Now I say sea gulls, but again I already know that I will need to correct myself for I can hear Favourite Daughter’s Favourite Man (FDFM) sighing, ‘they are not sea gulls, they are herring gulls’.  Now what ever gull umbrella they may be flying beneath, one thing is for sure, these birds are particularly aggressive. and flighty.

It comes to something as a teacher when you feel confident about managing student behaviour, but you fear venturing outside the classroom between lessons to face a swarm of yobbish sea gulls – sorry, correction  (thank you FDFM) –  a squabble of sea gulls.

I despise littering in any shape or form (don’t even start me on empty Maccy D bags thrown from car windows as drivers strive to keep their vehicles pristine.  Too late! There I go), but I have a particular fear of litter on school premises because I can see the herring gulls (get me FDM and RSPB) ganging up on classroom roofs ready to swoop in as soon as lunch ends.  This squabble of gulls will really kick off if a student leaves a rubbery pizza slice unguarded or a cheesy chip unclaimed in its paper cone.  Freddy Krueger would need more than a nimble litter picker in his leather, metal-clawed hand to be a match against this onslaught.

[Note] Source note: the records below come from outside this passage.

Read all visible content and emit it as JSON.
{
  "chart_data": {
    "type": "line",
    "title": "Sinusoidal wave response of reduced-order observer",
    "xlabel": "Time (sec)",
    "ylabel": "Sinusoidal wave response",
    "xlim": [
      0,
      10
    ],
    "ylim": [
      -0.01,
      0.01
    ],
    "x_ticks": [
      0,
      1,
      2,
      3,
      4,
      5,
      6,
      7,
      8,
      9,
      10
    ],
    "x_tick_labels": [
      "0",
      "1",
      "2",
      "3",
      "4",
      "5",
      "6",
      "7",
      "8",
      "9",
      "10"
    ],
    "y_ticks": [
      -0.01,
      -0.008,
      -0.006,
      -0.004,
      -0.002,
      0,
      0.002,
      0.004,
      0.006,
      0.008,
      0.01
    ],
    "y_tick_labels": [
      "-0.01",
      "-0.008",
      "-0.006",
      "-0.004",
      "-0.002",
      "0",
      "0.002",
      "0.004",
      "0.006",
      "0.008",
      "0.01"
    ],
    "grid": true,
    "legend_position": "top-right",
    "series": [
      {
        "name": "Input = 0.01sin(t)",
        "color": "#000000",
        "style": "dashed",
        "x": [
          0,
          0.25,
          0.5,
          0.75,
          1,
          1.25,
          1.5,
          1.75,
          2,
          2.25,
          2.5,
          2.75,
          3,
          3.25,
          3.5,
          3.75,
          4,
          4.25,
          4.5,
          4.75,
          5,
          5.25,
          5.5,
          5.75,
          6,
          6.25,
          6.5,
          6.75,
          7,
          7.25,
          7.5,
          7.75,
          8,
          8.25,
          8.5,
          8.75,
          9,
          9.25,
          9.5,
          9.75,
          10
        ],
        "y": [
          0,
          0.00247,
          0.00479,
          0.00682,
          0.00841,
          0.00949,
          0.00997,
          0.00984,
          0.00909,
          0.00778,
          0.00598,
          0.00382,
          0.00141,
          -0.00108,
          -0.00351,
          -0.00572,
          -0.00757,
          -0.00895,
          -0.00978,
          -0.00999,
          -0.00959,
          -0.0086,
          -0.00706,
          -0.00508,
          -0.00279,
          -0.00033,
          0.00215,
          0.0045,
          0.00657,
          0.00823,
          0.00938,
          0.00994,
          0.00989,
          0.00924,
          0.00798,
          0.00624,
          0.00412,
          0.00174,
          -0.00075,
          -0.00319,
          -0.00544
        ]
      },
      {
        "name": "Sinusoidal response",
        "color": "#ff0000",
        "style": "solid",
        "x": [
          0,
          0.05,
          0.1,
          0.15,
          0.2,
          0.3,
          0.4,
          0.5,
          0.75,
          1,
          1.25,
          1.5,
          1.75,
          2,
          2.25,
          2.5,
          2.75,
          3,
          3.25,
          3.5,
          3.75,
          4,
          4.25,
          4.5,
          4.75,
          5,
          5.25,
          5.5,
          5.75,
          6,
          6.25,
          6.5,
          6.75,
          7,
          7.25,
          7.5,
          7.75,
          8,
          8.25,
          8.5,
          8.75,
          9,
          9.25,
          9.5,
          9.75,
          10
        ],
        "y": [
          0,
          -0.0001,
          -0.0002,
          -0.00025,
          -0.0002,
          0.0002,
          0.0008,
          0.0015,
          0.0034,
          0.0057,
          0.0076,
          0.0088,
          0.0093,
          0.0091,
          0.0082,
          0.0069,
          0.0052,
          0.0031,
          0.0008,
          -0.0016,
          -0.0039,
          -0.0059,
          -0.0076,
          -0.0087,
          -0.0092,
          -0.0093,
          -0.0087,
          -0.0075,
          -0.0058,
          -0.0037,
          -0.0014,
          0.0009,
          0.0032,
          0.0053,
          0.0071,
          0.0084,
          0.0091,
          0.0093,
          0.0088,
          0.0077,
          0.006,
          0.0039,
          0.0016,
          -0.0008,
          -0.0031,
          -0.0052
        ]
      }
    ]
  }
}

I have mixed feelings about these gulls.  On the one hand they are intelligent enough to be in the vicinity for break and lunch times – regular as clock work – but on the other, I have heard people say that gulls will also swoop in at  lunchtime during the school holidays although clearly there can be no lunch time harvest on offer. (I can not verify this assertion because during school holidays I am usually fending off herring gulls from my fish and chips on some seaside promenade).  If the holiday assertion is correct, I am left feeling our feathered friends may be less than street-wise.  Back to your air waves, gulls.

My indecision about gull intelligence was strengthened earlier in the week when I caught a gobbet of ‘Inside Science’ on  Radio 4 as I dashed (still mindful of that speed awareness course) to compare harbourside gulls with our in-land school variety.  To be fair, I was really focused on a coffee date rather than embarking on an ornithological  experiment, but on arrival at a dockside beer garden (such a balmy October folks), realised that these birds are flipping everywhere.

Anyway, this scientific tweet of the day asserted that experiments were showing that it is possible to prevent a herring gull from attacking your chips by staring at it; if you turn your back, the gull is more likely to take its chances.  The distraction of an imminent Americano probably meant I may not have grasped the full detail of Madeleine Goumas’ (Exeter University) experiment with our feathered friends, but I think the gist was that these findings mean that seagulls may be much, much more intelligent than we have given them credit for. If they can read another creature’s feelings, they may just be more than flying vermin.

Not being the best sharer of food (I fashion myself on Joey from ‘Friends’ i.e ‘MAMA J DOES NOT SHARE FOOD!), I quite like the idea of a staring competition with chips being the prize for the last person to look away.  As a teacher, I feel I am well practised in holding a steely stare; my concern is whether I can actually  play chicken with a gull.  I have a sneaky feeling that I may just blink first if a herring gull is about to bomb dive my fries.

At my last school I remember standing by the Headteacher’s PA as she took a grievance call from a local resident,  ‘your seagulls are pooping all over my car,’ he said and I had the pleasure of listening to a master class in mollification as she explained to the caller that the school did not own any gulls and therefore could not be responsible for their guano. (In retrospect I feel FDFM would have have admired this sea bird-specific reference to bird excrement.  I must tell him).    If the Head’s PA had not subsequently retired, I would now call her  with my new-found knowledge about sea-gull staring, for she could have added the information to her master class for future ornithological nuisance calls.

Anyway, I haven’t time to dwell on any more herring gull trivia, I’ll leave that to FDFM.  Any wider research could mean eating into  the half term break while I learn about a gull’s ability to harness air currents as well as capitalising on man’s litter and messy eating habits.  I have already caught myself being distracted by a business management definition of a ‘sea gull manager’ (in case you are interested, a term for someone who periodically flies in, makes a lot of noise, dumps on people, maybe eats their lunch, and flies away) but I managed to rein myself in: I have apple bobbing and trick-a-treating to prepare for and a Freddy Krueger fedora is not going to make itself. I will have to fly.